Maltepe is a district in Istanbul, Turkey, on the northern shore of the Sea of Marmara. It touches Kadıköy district to the west, Kartal to the east and Ataşehir to the northwest. The mayor of Maltepe is Ali Kılıç (CHP).

History
In Byzantine times, the area was known as Bryas (). In ca. 837, the emperor Theophilos (r. 829–842) erected here a palace in Arab style, inspired by the palaces of the Abbasids in Baghdad, described to him by his ambassador to the Abbasid court, John Grammatikos. A ruin in nearby Küçükyalı has been identified as it.

This coast has been a retreat from the city since Byzantine and Ottoman times, and right up until the 1970s was a rural area peppered with summer homes for wealthy Istanbul residents. Being on the suburban railway line Maltepe was a favorite spot for day-trippers or weekenders to visit the beach and many summer houses were built there.
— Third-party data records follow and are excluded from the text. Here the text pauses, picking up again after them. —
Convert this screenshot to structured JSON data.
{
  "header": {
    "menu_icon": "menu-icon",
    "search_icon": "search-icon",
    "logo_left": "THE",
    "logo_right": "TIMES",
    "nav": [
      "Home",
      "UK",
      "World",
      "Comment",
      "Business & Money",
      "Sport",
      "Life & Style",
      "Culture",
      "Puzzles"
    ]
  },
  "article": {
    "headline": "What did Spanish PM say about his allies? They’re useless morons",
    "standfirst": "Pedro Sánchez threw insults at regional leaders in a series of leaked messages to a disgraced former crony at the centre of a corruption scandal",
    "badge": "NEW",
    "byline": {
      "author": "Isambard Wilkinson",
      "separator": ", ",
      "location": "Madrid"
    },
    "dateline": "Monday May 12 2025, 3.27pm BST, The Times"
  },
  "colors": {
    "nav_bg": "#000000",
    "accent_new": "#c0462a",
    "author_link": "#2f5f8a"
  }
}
Many of these houses remain but now Maltepe is no longer a beach retreat.

Maltepe today
The population grew rapidly from the 70's onwards when, following the building of the Bosphorus Bridge, it became possible to commute from here to the city. Medium of transport in today's Maltepe is done by rail and road. Railway is the route where old Maltepe was established between Maltepe's D-100 Highway and Marmara Sea. The highway divides Maltepe into three parts. This road connects Maltepe to Anatolia and the side roads to the neighboring districts. The second important highway is Bağdat Avenue. The street starts from Kızıltoprak in Kadıköy and continues until Cevizli in Maltepe.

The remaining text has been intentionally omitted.